One final note. The resurrection appearances as we have them in the gospels are personal, intimate, encounters. The risen Christ does not appear to national assemblies or royal courts: he appears to Mary and Thomas and Peter and Cleopas. So Christians can be forgiven, perhaps, for often acting as though the salvation Christ offers is purely personal. That it's about each one of us being with God in heaven after our death. That it's about having hope and finding love in our personal circle of family and friends and church; that it's about our personal relationship with Jesus Christ.

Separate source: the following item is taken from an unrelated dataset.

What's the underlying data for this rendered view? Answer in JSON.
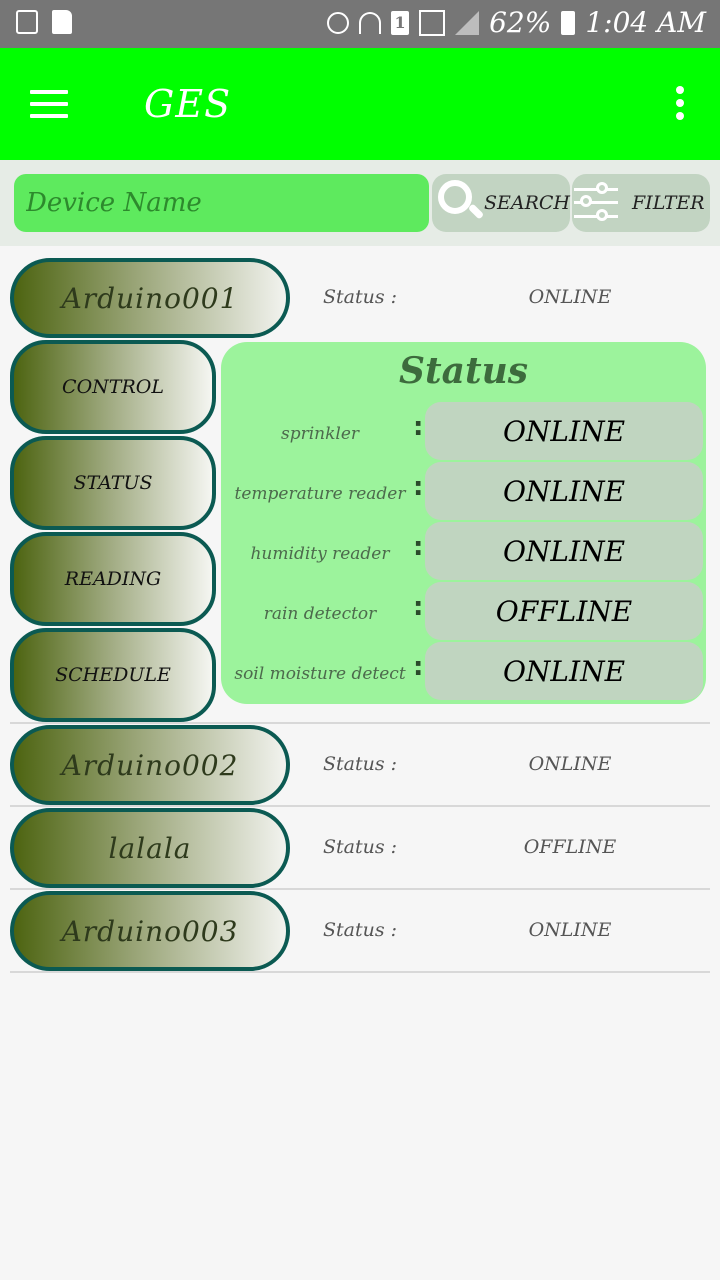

Christ does redeem each of us personally. But we should not be misled by the intimate nature of the resurrection appearances. God has a vision that's much grander than individual tickets to heaven. Jesus spoke about that vision to his disciples, and God also spoke of it through the prophets. God's purposes have not been completed, the vision has not yet been fulfilled, but the resurrection of Jesus is a sign that it will be. So on Easter Sunday, in addition to the stories of the empty tomb and other appearances, the church has another lectionary reading, from the prophet Isaiah. This reading reminds us that Christ has risen for the whole world, that death has been overcome for everyone, not just people who come to church. Listen for the word of God in Isaiah 25:
On this mountain the Lord of hosts will make for all peoples
a feast of rich food, a feast of well-aged wines,
of rich food filled with marrow, of well-aged wines strained clear.
And God will destroy on this mountain the shroud that is cast over all peoples,
the sheet that is spread over all nations;
God will swallow up death forever.
Then then Lord God will wipe away the tears from all faces,
and the disgrace of the people God will take away from all the
For the Lord has spoken.
This is the living word of God. Thanks be to God.